Voting rights were also emphasized in Hope’s work as the first vice president of the NAACP’s Atlanta chapter. She organized six-week civics classes for African Americans to encourage voter registration and participation.
According to the encyclopedia, Hope was more radical than many of her contemporaries and sometimes had friction with mainstream leaders in an era when accommodating segregation and other racist systems was Atlanta’s norm.

The voting rights aspect of Hope’s work got the attention of the National Votes for Women Trail organizers, whose program maps national history sites and helps to establish markers and other forms of recognition. The marker concept was promoted by the Women’s Suffrage Centennial Commission, which was created by Congress to memorialize the 100th anniversary in 2020 of the Nineteenth Amendment, which secured the right to vote for some women (and now all women, thanks to other laws lifting racist restrictions). The program was coordinated by the National Collaborative for Women’s History Site and funded by the William G. Pomeroy Foundation.

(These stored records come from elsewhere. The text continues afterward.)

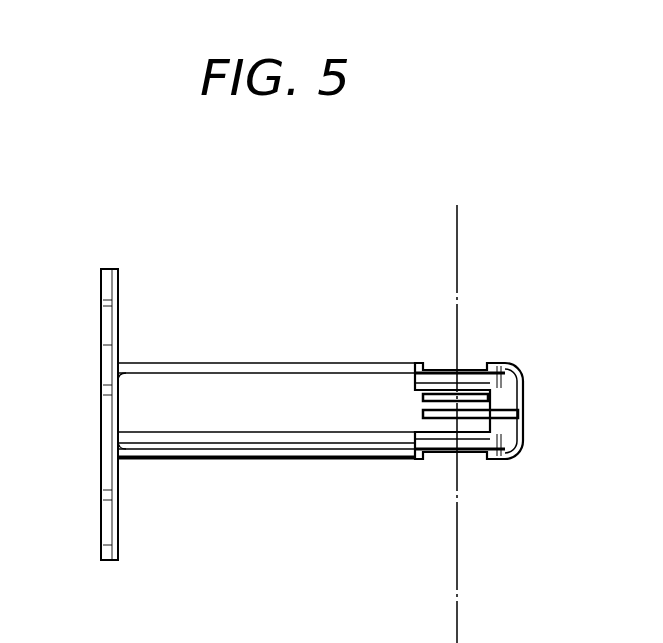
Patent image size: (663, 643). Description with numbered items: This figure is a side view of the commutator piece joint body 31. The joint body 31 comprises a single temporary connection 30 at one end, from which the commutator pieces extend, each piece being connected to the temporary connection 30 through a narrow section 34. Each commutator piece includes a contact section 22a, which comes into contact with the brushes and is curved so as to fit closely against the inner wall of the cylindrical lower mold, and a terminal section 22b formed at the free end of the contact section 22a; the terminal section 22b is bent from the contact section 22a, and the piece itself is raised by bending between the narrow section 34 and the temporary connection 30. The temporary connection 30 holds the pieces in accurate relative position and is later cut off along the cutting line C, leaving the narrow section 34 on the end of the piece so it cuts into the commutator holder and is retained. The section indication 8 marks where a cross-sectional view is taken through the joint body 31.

The terminal section 22b is at (110, 281).
The contact section 22a is at (325, 362).
The commutator piece joint body 31 is at (189, 300).
The temporary connection 30 is at (526, 403).
The narrow section 34 is at (466, 392).
The section line 8- 8 is at (345, 247).
The cutting line C is at (456, 583).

However, those partners needed local applicants and approvals. Jackson said organizers contacted the Conservancy in 2020, in the midst of the pandemic, with the offer to apply – on a four-week deadline. She says the Conservancy quickly marshaled support, including from Bond, whose commitment to local history is well known, and board member Jacqueline Jones Royster, a historian and former dean of Georgia Tech’s Ivan Allen College of Liberal Arts.
The pandemic “gummed up” the process, says Jackson, adding that she “came to loathe the words’ supply chain issues.'” But a year ago, the marker finally appeared from the manufacturer. The process of City approval for installation in the park followed. The natatorium area was chosen, Jackson says, because its area is part of the original park and the facility is well-attended, ensuring more eyes on the marker.

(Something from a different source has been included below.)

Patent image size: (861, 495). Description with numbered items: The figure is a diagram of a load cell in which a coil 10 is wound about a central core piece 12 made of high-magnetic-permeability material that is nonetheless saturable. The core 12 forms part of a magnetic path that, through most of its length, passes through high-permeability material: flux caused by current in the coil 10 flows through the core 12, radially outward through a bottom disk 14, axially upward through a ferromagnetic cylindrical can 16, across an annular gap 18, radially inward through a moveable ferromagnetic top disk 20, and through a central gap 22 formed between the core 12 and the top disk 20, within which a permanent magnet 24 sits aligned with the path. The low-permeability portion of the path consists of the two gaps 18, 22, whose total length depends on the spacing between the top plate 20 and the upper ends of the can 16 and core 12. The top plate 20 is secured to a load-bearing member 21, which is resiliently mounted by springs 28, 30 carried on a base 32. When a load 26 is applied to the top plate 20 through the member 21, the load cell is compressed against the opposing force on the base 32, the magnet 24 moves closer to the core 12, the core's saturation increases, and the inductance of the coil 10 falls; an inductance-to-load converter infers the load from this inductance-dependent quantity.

“You can come right over and read those words and look it up, and you find out a whole lot more information about how Washington Park was created and the people who had a hand in making it happen,” says Jackson.
Despite the history of the Washington Park neighborhood that was created around the park, Jackson says, the Hope marker is one of only three there today. The other two are both at Fire Station 16 on Joseph E. Boone Boulevard. One commemorates Atlanta’s first Black police officers and firefighters. The other is for championship boxer Theodore “Tiger” Flowers, whose mansion stood where the fire station is now.

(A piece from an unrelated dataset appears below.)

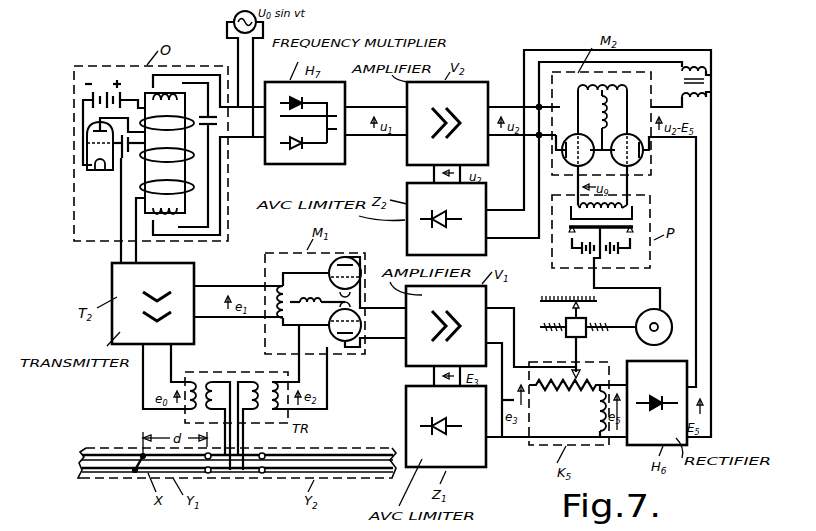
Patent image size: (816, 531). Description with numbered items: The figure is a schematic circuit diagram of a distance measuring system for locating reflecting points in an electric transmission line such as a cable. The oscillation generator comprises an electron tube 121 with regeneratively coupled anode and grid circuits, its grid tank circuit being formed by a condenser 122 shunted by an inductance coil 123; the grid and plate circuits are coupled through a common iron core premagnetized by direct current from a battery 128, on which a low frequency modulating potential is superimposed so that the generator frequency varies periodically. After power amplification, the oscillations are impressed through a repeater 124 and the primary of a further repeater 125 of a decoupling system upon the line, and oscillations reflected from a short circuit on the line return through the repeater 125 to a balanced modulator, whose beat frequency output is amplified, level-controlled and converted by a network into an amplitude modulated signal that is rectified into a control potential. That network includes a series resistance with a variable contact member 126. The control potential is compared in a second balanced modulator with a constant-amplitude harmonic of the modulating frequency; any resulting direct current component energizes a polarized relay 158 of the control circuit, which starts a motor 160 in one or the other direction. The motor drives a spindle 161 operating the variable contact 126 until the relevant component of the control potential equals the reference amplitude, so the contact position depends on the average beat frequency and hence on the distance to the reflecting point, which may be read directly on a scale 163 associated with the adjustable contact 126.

Jackson says there is now talk of getting a marker for the park itself, which has City landmark status – and possibly others. “It’s one of the most historic areas [and] neighborhoods in the City of Atlanta,” she says. “Every other street, there were people who built their homes here in the ’20s and beyond who did extraordinary things that contributed not just to the city and the state but the nation. And it’s a monumental task to find the ways to get everybody recognized.”
Bond is still working on his program of QR codes on markers and signs that could link visitors to oral histories and videos about the Student Movement and other historic moments. He said that work with the Atlanta Department of City Planning is underway and he hopes to have a draft of the program in a couple of months.
Jackson says that marking history is a lot of work but worth it to spotlight the likes of Hope, who left a “living legacy” with “an everyday impact.”
“I am just so grateful for the support from my friends, family and my colleagues,” said Jackson of the marker effort. “I think that people don’t understand how hard it is. It takes time and a lot of effort to make monuments appear. It is not easy work, and I’m very proud that we have achieved this, especially in memory for someone who had a reach and an impact.”